瞬時にベルトを外し振り返り、今にも落とされそうな瑞樹を抱き上げ桜花から一歩離れる、この間僅か2秒である。
「はあ…はあ…」
「なんでコンマ数秒両手の上に赤子乗せただけで息切れしてるんですか!?まったく!」
「う…。」
この瞬間だけは命を救ってくれたとかここに住まわせてくれると言ってくれたことなどすっかり頭からとび瑞樹を抱っこしたまま声音だけは優しくまくし立てる。
「背中で抱いている子が全力で泣いているときの頭わかります?!もうまるででかい鐘の中にいるような音響!ライブもびっくりの音声!それが長引けば長引くほどにたまるストレス!例え子供が大好きでもこれは耐えるの大変なんですよ!世のお母さま方本気と書いてマジすげぇ!って思わされる瞬間でもありますけど!」
桜花は何を怒られているのかさっぱりわからないようで目をぱちぱちさせながら眉尻を下げている
「それにそもそも火炎魔法とかめっちゃメジャーなやつ使えるとかすごいのになに文句いってるんですか?!後、能力とか使い方次第でなんでも使えると思うし料理人だって葬儀屋だって相性よくて使ってるだけなんじゃないですかね!?」
最後は息切れしそうになりながらわけのわからないことを言ってしまったが桜花はしょぼくれた顔をしながらも首を一度縦に振ったので気迫だけは伝わったようだ。
「す、すまない。」
そしてぺこりと頭を下げられ、それをみてようやく理性を取り戻し’はっ’として頭を下げかえす。
「…あ、いや、こちらこそ桜花様にはよくしてもらってす、すみません!!」
「いや、いいんだ。たしかに貴様の言うことには一理あるし…赤子を二人も一人で育てるのは相当大変だったんだろう、母の重みを感じた…」
何度もうなずきながら言われるが(私、母じゃない!!…でもややこしいから黙っておこう。)
「つ、つまり何が言いたいかというと、桜花様も自分の魔法に是非自信をもってくださいねってことで!!」
笑顔で無理にいい方向に持っていたのだが桜花も微笑んでその言葉を受け入れてくれて妙にしっくりくることに違和感を感じる。
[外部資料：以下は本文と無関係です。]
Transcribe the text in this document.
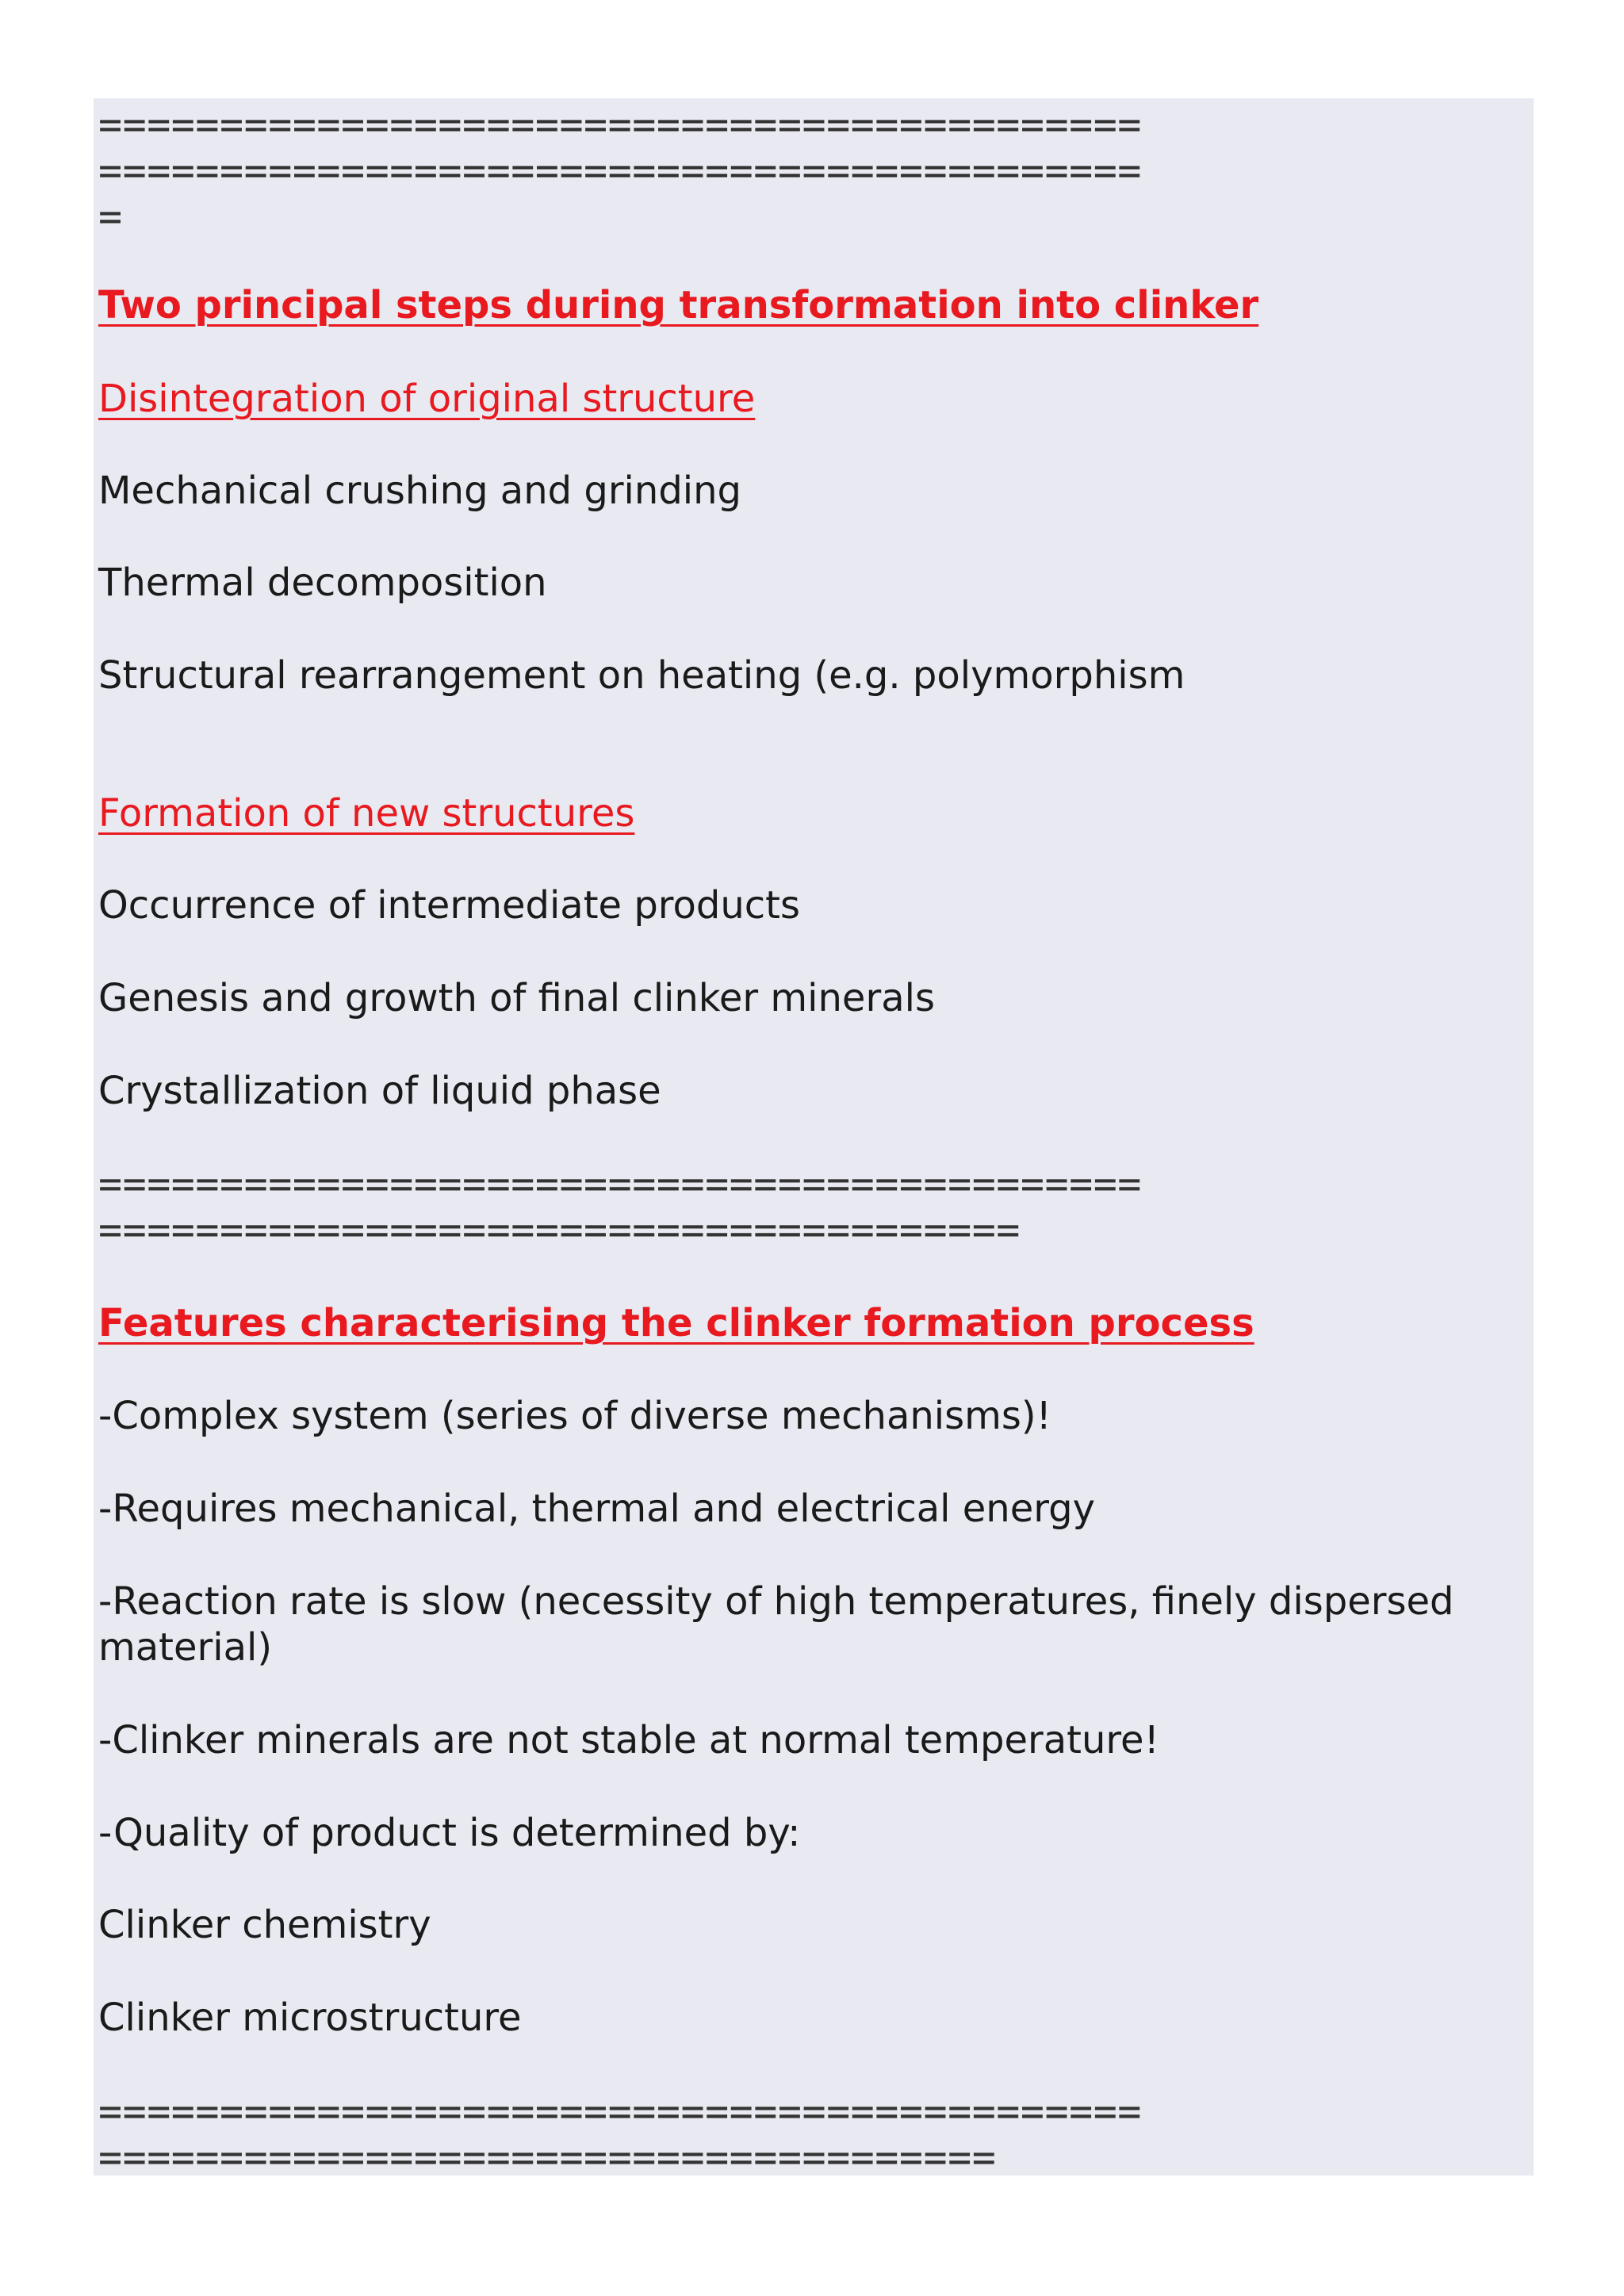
===========================================

===========================================

=

Two principal steps during transformation into clinker

Disintegration of original structure

Mechanical crushing and grinding

Thermal decomposition

Structural rearrangement on heating (e.g. polymorphism

Formation of new structures

Occurrence of intermediate products

Genesis and growth of final clinker minerals

Crystallization of liquid phase

===========================================

======================================

Features characterising the clinker formation process

-Complex system (series of diverse mechanisms)!

-Requires mechanical, thermal and electrical energy

-Reaction rate is slow (necessity of high temperatures, finely dispersed material)

-Clinker minerals are not stable at normal temperature!

-Quality of product is determined by:

Clinker chemistry

Clinker microstructure

===========================================

=====================================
(ほんとに…いい人すぎない?桜花様良い人すぎない?この世界の人みんなこんな感じなの?え?あんぱん界かよ。)
あはは、と同じように笑い合いながらふといつの間にか泣き止んでいる瑞樹をみると腕の中で泣き疲れて眠りに落ちていた。
主人公が突然の短気を起こしますがちゃんと理由があります。
ほんとは穏やかな性格ですし子どもに短気をぶつけることは無いです。
お読みいただきありがとうございます。